Angel City was your first feature. How did you find that as an experience, and what did you learn from doing it?
It definitely wasn't easy, is what I'd say! I was working a day job four days a week, so I'd always utilise my Wednesdays off to plan for the weekends I set aside for filming. I saved up £3,000 of my own money over about six months, so I could pay actors, location and crew. I didn't get into any festivals for Angel City, so I did my own sell-out screening in Birmingham and then I self-distributed with Amazon Prime. I didn't really feel that fulfilled after it, but then I was nominated for Best Feature Film alongside films like Rocks and Blue Story at both the UK Entertainment Awards and Screen Nation Awards, which I think was the reason I was lucky enough to end up working with Shaneigha-Monik Greyson in my new film.

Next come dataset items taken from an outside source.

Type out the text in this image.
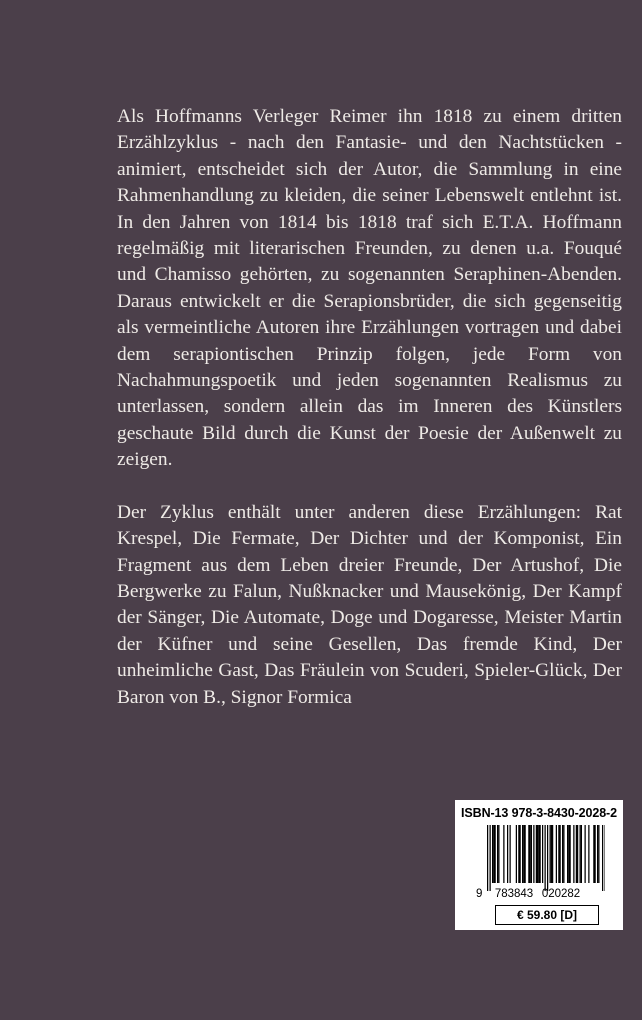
Als Hoffmanns Verleger Reimer ihn 1818 zu einem dritten Erzählzyklus - nach den Fantasie- und den Nachtstücken - animiert, entscheidet sich der Autor, die Sammlung in eine Rahmenhandlung zu kleiden, die seiner Lebenswelt entlehnt ist. In den Jahren von 1814 bis 1818 traf sich E.T.A. Hoffmann regelmäßig mit literarischen Freunden, zu denen u.a. Fouqué und Chamisso gehörten, zu sogenannten Seraphinen-Abenden. Daraus entwickelt er die Serapionsbrüder, die sich gegenseitig als vermeintliche Autoren ihre Erzählungen vortragen und dabei dem serapiontischen Prinzip folgen, jede Form von Nachahmungspoetik und jeden sogenannten Realismus zu unterlassen, sondern allein das im Inneren des Künstlers geschaute Bild durch die Kunst der Poesie der Außenwelt zu zeigen.

Der Zyklus enthält unter anderen diese Erzählungen: Rat Krespel, Die Fermate, Der Dichter und der Komponist, Ein Fragment aus dem Leben dreier Freunde, Der Artushof, Die Bergwerke zu Falun, Nußknacker und Mausekönig, Der Kampf der Sänger, Die Automate, Doge und Dogaresse, Meister Martin der Küfner und seine Gesellen, Das fremde Kind, Der unheimliche Gast, Das Fräulein von Scuderi, Spieler-Glück, Der Baron von B., Signor Formica

ISBN-13 978-3-8430-2028-2
9 783843 020282
€ 59.80 [D]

Can you tell us a little about Navy?
Navy is as close to autobiography as any of the films I've done so far. The main premise is based around a singer reunited with a childhood friend who’s searching for a supporting act to join her on tour. We see love begin to bloom between the two, whilst he also has to deal with his older brother's life of crime. I wanted to raise around £10,000 to make the film, so we raised £2,000 via GoFundMe and then I saved up a lot myself from work and filming music videos. About two thirds went towards the actual film and then the final third has been set aside for promotion, festivals and potentially to do some screenings in Birmingham, London, Nottingham and Wolverhampton. I'm from Birmingham, some of the actors are from London, Shaneigha is from Nottingham and I have links to Wolverhampton, so I thought those cities would work.

So what's your plan for the cinema release of Navy? Are you self-distributing again?
I'm waiting to see if I get into any major festivals or if any sales agents are interested. The film has good sound, visuals and acting quality, so I think we have a chance. I would probably self-distribute on Amazon Prime again, as it has a big reach. I did want to use Vimeo On Demand, as financially you get back more of the profit, but I don't think enough people would know about it. I wouldn't mind a distributor taking it on, though.

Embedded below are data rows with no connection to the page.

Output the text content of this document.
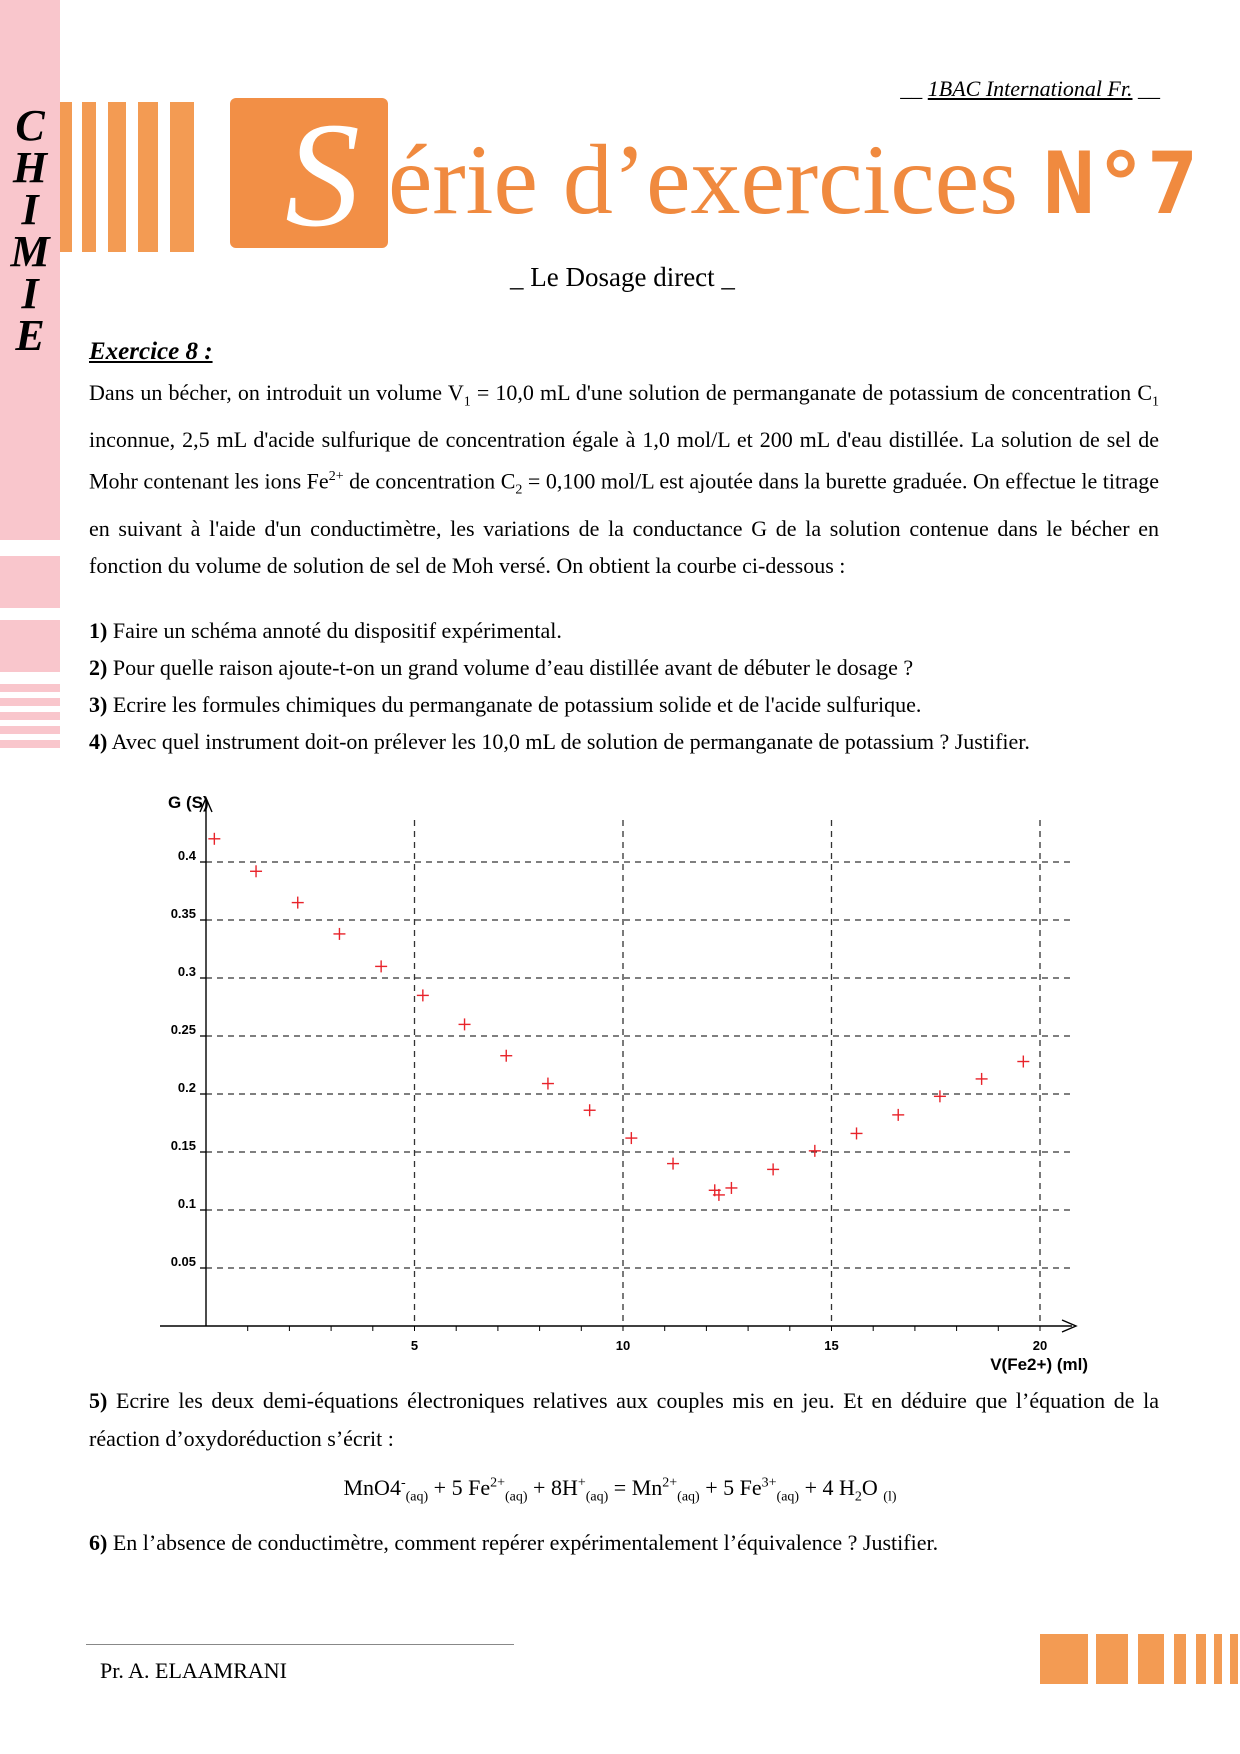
C
H
I
M
I
E
S érie d’exercices N°7
__ 1BAC International Fr. __
_ Le Dosage direct _
Exercice 8 :
Dans un bécher, on introduit un volume $V_1 = 10,0$ mL d'une solution de permanganate de potassium de concentration $C_1$ inconnue, 2,5 mL d'acide sulfurique de concentration égale à 1,0 mol/L et 200 mL d'eau distillée. La solution de sel de Mohr contenant les ions $Fe^{2+}$ de concentration $C_2 = 0,100$ mol/L est ajoutée dans la burette graduée. On effectue le titrage en suivant à l'aide d'un conductimètre, les variations de la conductance G de la solution contenue dans le bécher en fonction du volume de solution de sel de Moh versé. On obtient la courbe ci-dessous :
1) Faire un schéma annoté du dispositif expérimental.
2) Pour quelle raison ajoute-t-on un grand volume d’eau distillée avant de débuter le dosage ?
3) Ecrire les formules chimiques du permanganate de potassium solide et de l'acide sulfurique.
4) Avec quel instrument doit-on prélever les 10,0 mL de solution de permanganate de potassium ? Justifier.
0.05
0.1
0.15
0.2
0.25
0.3
0.35
0.4
5	10	15	20
G (S)
V(Fe2+) (ml)
5) Ecrire les deux demi-équations électroniques relatives aux couples mis en jeu. Et en déduire que l’équation de la réaction d’oxydoréduction s’écrit :
$MnO4^-_{(aq)} + 5$ $Fe^{2+}_{(aq)} + 8H^+_{(aq)} = Mn^{2+}_{(aq)} + 5$ $Fe^{3+}_{(aq)} + 4$ $H_2O$ $_{(l)}$
6) En l’absence de conductimètre, comment repérer expérimentalement l’équivalence ? Justifier.
Pr. A. ELAAMRANI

You've mentioned in other interviews how talent often has to leave Birmingham for London if they want to make it in the cinema industry. What needs to be done to try and fix that?
I literally just think opportunity. With Navy, my assistant director, behind-the-scenes photographers, sound person and runners were all university students, and they said working with me gave them knowledge that they hadn't learned in university. I never went to university myself, so I even learned things from them too. I think there should be more shadowing opportunities and we need to stop focusing on only short films. TV series and feature films provide more jobs and they generate more profit than shorts, which will actually build our community.

Do you feel hopeful that change is coming?
I think so, yes. There’s a new Birmingham film called The Tale Of The Fatherless which has had multiple screenings around the UK last month. The last time a black-led film of that calibre had a chance to screen in Odeon was the 2009 film One Day, which the police ended up banning, so it's great this film had a chance. At first Odeon only gave it screenings very early in the day and most people would have been working at that time, but the director Stefan Davis was able to get a few evening showings sorted, which all ended up selling out. I normally just use conference centres for my films, but now I'm inspired to show Navy in cinemas. It's good to see both our films co-exist. We’re both supporting each other and it's not just one film for itself.